At this week's council study session, Golightly introduced a draft of Provo's approach to making downtown a place to invest and locate. The draft is a comprehensive development strategy for downtown from 1989 to 2000.
"This is not a blueprint," he said. "It's really food for thought - a motivator to help us start thinking why things are the way they are and the way to make changes."
Using a five-pronged approach, the proposal states that the city needs to address the major attitudes of perception, invest in infrastructure, realize downtown's functional and exploitable components, improve its image and sell downtown Provo.
Two perceptions the city must face are that downtown Provo is dying and that a single project will resurrect downtown. People believe downtown is dying when they see retail businesses move to shopping malls and centers leaving empty buildings and lots.
But Golightly said it is necessary to recognize that downtown Provo is the business, professional, financial, governmental and cultural center of the region - even if it's not the retail center of the community.
A single project will not resurrect downtown. For years Provo was waiting for a major retail project, but that is not going to happen and the city must take an incremental approach to build downtown.
Eliminating parking meters, investing in an overall parking master plan, increasing security and lighting and cleaning up vacant store fronts and alleys are a few needed steps.
"One thing stronger than words is action," Golightly said. "We must do what is necessary to incrementally move downtown Provo forward."
Council member Anagene Cottrell said more residents would be attracted to downtown if it were cleaner. "I'd be willing to put tax dollars into it. Even some store owners do not have enough pride to keep it clean."

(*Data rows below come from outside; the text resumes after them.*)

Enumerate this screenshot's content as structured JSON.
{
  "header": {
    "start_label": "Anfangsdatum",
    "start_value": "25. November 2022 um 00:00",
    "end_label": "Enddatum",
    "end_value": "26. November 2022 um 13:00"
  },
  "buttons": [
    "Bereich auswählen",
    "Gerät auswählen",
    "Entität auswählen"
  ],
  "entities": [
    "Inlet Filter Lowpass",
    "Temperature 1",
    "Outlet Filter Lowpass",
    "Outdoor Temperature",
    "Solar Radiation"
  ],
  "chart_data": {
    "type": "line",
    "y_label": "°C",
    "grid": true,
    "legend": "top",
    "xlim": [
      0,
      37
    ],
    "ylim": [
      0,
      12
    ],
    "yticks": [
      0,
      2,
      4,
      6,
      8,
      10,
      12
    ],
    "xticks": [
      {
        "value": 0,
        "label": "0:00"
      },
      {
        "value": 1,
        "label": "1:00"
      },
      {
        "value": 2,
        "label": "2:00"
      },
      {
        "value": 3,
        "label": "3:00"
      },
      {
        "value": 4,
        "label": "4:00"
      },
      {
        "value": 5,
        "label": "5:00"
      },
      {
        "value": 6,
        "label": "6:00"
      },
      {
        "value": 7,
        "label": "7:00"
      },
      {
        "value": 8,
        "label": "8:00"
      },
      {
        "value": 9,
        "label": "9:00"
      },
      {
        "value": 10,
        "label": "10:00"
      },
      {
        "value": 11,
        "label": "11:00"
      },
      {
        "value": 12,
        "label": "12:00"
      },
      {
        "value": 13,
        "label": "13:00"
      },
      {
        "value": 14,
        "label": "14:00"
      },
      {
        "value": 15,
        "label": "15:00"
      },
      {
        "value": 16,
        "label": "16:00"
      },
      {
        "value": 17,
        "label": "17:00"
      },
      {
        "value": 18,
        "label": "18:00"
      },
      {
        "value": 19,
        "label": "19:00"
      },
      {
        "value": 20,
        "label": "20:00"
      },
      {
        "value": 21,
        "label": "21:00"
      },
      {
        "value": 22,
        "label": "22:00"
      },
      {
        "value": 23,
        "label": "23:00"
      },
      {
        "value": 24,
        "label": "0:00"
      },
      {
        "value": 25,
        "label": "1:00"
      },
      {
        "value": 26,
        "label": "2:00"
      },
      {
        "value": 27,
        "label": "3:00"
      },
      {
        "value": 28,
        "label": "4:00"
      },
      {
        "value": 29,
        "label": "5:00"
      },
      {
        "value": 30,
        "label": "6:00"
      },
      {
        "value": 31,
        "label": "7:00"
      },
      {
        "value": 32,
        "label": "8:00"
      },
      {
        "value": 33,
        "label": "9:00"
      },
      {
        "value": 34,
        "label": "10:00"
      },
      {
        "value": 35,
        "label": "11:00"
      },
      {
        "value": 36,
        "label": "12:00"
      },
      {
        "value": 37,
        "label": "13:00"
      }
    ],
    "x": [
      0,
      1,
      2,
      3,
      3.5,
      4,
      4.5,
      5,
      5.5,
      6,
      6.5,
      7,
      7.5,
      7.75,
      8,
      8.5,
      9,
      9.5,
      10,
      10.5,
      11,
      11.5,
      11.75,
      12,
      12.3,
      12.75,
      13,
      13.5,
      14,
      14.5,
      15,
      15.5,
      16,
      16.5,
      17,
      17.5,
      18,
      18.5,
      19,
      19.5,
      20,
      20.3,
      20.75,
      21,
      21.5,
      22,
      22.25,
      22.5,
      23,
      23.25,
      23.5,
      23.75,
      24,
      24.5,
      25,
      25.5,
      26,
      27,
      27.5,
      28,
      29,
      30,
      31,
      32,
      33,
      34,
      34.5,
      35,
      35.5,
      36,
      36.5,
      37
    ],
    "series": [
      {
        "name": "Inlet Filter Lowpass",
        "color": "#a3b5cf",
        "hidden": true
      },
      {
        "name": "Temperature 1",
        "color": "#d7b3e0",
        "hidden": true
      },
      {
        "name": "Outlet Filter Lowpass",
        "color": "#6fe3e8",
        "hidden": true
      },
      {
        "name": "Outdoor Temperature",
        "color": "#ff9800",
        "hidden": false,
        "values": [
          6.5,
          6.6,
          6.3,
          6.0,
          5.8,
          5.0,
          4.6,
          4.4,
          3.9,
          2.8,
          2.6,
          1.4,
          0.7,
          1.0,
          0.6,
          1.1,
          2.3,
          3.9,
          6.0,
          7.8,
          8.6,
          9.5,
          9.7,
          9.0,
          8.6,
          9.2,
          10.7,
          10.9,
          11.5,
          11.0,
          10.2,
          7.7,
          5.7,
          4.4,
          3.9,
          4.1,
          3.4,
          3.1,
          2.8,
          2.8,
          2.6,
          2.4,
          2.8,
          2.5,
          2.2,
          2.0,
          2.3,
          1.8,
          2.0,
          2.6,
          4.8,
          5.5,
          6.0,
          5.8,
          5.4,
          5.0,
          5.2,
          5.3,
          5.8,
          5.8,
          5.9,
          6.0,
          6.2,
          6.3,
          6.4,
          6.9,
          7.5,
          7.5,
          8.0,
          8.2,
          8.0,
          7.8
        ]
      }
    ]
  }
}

The city should invest in its infrastructure by evaluating the physical condition of its streets, sidewalks, curbs, parking lots and landscaping, the proposal states.

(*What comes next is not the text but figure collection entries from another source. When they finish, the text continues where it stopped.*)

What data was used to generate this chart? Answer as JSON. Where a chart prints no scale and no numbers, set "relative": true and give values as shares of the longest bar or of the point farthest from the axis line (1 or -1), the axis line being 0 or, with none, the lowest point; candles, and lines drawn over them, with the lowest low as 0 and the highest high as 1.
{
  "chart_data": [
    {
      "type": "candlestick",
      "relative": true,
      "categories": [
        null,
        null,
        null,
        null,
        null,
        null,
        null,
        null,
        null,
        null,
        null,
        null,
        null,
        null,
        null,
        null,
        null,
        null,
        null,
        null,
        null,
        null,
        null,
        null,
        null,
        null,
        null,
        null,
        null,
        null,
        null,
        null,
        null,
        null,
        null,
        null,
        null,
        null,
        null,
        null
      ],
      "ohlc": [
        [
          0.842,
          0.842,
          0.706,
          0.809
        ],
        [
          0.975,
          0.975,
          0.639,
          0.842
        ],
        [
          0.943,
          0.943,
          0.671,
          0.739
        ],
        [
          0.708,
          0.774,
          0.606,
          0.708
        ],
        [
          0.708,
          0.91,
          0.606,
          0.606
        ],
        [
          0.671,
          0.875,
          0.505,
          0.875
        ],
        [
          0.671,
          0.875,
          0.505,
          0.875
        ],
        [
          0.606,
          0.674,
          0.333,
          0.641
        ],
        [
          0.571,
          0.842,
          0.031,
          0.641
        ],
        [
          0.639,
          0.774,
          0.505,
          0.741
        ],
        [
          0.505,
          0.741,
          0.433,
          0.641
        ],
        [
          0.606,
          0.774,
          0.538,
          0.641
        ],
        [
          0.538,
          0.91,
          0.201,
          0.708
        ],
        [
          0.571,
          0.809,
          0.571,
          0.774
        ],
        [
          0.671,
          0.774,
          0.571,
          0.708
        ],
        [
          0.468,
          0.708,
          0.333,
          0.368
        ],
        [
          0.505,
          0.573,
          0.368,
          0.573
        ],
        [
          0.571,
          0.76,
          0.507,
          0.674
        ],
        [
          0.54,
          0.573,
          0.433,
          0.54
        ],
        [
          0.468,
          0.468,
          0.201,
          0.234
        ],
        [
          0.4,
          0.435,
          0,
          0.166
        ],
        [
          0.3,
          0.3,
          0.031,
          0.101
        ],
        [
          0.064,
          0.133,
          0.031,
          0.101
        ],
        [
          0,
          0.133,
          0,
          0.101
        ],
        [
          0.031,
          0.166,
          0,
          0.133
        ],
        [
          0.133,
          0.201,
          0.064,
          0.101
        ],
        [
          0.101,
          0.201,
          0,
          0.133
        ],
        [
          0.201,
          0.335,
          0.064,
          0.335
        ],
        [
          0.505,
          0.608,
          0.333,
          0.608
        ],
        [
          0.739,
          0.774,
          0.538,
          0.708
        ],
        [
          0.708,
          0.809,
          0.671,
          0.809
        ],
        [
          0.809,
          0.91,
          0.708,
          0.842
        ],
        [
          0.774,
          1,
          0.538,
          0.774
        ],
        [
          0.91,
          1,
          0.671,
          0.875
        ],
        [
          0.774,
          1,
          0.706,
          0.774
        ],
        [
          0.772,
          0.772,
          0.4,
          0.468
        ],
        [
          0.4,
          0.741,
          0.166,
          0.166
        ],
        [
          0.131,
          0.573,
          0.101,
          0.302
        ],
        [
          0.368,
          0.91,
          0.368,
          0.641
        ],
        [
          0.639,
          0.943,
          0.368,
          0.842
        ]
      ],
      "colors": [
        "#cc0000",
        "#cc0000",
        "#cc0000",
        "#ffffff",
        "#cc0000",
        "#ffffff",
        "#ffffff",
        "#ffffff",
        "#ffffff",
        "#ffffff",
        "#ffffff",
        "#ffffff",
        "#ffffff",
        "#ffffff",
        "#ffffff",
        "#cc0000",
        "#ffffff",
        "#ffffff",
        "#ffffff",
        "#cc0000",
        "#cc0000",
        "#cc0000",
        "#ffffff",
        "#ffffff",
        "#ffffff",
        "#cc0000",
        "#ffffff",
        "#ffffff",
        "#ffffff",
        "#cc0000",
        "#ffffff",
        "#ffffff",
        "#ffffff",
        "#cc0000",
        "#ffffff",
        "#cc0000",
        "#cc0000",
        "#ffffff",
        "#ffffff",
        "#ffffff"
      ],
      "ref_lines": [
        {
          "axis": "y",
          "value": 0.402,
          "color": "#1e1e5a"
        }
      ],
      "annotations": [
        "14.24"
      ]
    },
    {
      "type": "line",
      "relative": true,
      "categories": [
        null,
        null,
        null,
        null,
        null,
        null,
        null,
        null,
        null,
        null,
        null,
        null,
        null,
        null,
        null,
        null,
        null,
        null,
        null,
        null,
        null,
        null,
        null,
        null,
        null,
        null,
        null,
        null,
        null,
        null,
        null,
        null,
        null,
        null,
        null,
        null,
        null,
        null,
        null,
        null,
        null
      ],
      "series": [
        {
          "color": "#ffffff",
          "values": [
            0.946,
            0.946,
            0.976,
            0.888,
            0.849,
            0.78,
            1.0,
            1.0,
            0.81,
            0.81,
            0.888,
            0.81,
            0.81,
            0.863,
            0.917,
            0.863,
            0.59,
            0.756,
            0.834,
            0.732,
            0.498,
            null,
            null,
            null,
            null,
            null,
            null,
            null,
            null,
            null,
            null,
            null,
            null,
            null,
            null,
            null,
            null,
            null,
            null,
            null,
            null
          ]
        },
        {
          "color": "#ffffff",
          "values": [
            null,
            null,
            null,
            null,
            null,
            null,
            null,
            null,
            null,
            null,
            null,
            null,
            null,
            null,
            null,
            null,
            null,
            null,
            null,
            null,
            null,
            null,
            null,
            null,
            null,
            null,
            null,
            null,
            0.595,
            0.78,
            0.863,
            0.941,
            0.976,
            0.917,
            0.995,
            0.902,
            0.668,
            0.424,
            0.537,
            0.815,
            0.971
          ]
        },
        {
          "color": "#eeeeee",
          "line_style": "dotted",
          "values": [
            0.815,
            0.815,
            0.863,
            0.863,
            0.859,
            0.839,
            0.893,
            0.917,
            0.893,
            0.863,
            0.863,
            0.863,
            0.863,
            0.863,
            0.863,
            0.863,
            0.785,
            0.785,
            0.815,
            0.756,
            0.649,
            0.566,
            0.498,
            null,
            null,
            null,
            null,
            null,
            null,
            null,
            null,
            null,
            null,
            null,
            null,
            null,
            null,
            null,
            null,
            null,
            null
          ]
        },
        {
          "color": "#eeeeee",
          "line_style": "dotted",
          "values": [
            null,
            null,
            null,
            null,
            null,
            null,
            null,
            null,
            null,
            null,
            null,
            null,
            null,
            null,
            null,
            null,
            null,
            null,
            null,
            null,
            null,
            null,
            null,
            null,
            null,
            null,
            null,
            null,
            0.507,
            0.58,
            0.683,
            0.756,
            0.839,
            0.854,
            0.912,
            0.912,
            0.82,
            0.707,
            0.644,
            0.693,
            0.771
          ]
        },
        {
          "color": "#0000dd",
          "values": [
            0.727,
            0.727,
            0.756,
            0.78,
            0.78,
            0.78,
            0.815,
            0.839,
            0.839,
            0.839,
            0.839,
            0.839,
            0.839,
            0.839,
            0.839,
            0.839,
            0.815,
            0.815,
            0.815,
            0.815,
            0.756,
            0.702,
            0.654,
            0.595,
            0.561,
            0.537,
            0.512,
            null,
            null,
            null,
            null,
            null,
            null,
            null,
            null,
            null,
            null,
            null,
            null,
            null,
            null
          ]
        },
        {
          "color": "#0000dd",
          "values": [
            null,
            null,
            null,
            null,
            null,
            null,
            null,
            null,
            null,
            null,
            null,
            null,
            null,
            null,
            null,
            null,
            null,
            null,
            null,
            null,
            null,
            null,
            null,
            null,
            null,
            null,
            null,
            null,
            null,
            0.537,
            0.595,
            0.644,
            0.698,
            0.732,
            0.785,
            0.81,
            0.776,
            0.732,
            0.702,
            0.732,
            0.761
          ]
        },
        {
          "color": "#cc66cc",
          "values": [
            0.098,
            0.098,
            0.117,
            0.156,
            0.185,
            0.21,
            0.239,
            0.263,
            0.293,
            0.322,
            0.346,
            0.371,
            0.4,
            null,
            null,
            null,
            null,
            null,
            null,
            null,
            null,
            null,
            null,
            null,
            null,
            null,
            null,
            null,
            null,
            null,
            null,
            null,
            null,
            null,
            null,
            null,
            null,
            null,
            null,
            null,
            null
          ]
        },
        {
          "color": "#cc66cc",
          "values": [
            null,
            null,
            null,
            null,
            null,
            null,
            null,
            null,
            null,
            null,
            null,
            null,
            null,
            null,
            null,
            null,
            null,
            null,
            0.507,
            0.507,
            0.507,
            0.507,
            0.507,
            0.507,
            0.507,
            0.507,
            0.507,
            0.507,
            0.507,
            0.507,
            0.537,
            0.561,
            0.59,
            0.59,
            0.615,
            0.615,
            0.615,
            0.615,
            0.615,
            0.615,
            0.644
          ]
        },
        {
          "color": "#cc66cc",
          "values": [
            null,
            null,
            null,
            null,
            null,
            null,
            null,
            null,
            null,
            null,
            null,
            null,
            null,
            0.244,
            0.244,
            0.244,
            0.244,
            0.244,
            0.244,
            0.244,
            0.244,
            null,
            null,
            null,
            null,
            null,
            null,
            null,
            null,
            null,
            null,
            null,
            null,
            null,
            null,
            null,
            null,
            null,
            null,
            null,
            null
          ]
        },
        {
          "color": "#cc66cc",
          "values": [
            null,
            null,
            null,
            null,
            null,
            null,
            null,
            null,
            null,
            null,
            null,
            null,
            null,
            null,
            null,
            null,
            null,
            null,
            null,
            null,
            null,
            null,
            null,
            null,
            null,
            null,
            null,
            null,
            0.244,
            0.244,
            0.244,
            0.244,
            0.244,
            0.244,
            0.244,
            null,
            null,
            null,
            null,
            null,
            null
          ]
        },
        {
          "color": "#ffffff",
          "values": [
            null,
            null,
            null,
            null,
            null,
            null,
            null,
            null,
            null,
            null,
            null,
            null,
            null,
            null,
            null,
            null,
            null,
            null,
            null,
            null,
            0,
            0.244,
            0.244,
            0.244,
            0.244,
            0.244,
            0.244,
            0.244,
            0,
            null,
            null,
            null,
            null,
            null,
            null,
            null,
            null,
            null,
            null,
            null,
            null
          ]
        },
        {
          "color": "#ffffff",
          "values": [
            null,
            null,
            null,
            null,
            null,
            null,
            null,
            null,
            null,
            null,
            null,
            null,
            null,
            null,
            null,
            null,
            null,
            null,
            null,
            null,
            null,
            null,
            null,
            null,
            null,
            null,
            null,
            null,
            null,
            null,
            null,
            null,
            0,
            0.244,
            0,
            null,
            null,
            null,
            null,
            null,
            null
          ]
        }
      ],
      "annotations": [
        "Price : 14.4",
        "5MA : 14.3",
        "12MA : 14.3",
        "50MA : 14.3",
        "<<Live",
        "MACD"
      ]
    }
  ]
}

"There is an obligation to maintain this publicly-owned property if we want private owners to maintain their property," Golightly said.
If Provo encourages dense development, it must also require parking garages, he said. The city must provide for some of the construction of public garages and/or other parts of the project.
Downtown Provo is essentially an employment function, he said. "Its economic impact for the future - through accommodating new jobs and businesses and enhancement of in-place investment - serves as a cornerstone for the future of downtown Provo."
Developers say that downtown is nothing more than a mirror image of its people, and to improve its image those that work or have a business downtown need to promote the area as they conduct their day-to-day business.
To sell downtown, "we must have a coherent vision of downtown revitalization," Golightly said.
The economic development office plans to recruit new stores to provide a balanced retail mix, convert unused space into housing, offices, entertainment, light manufacturing or cultural facilities and improve the competitiveness of existing business owners.
The office must also create attractive public/private financing mechanisms and use existing financial tools to maximum benefit.
The city will be placing emphasis on revitalization and occupation of the Kress and Penney's buildings.
Golightly said downtown Provo should be sold on its regional appeal, since it is the largest city between Salt Lake and Las Vegas and between Denver and the West Coast. Such a sales point may attract companies considering regional domination to locate in Provo.
Mayor Joe Jenkins agreed. "Downtown is really starting to turn around. It is going to be very successful."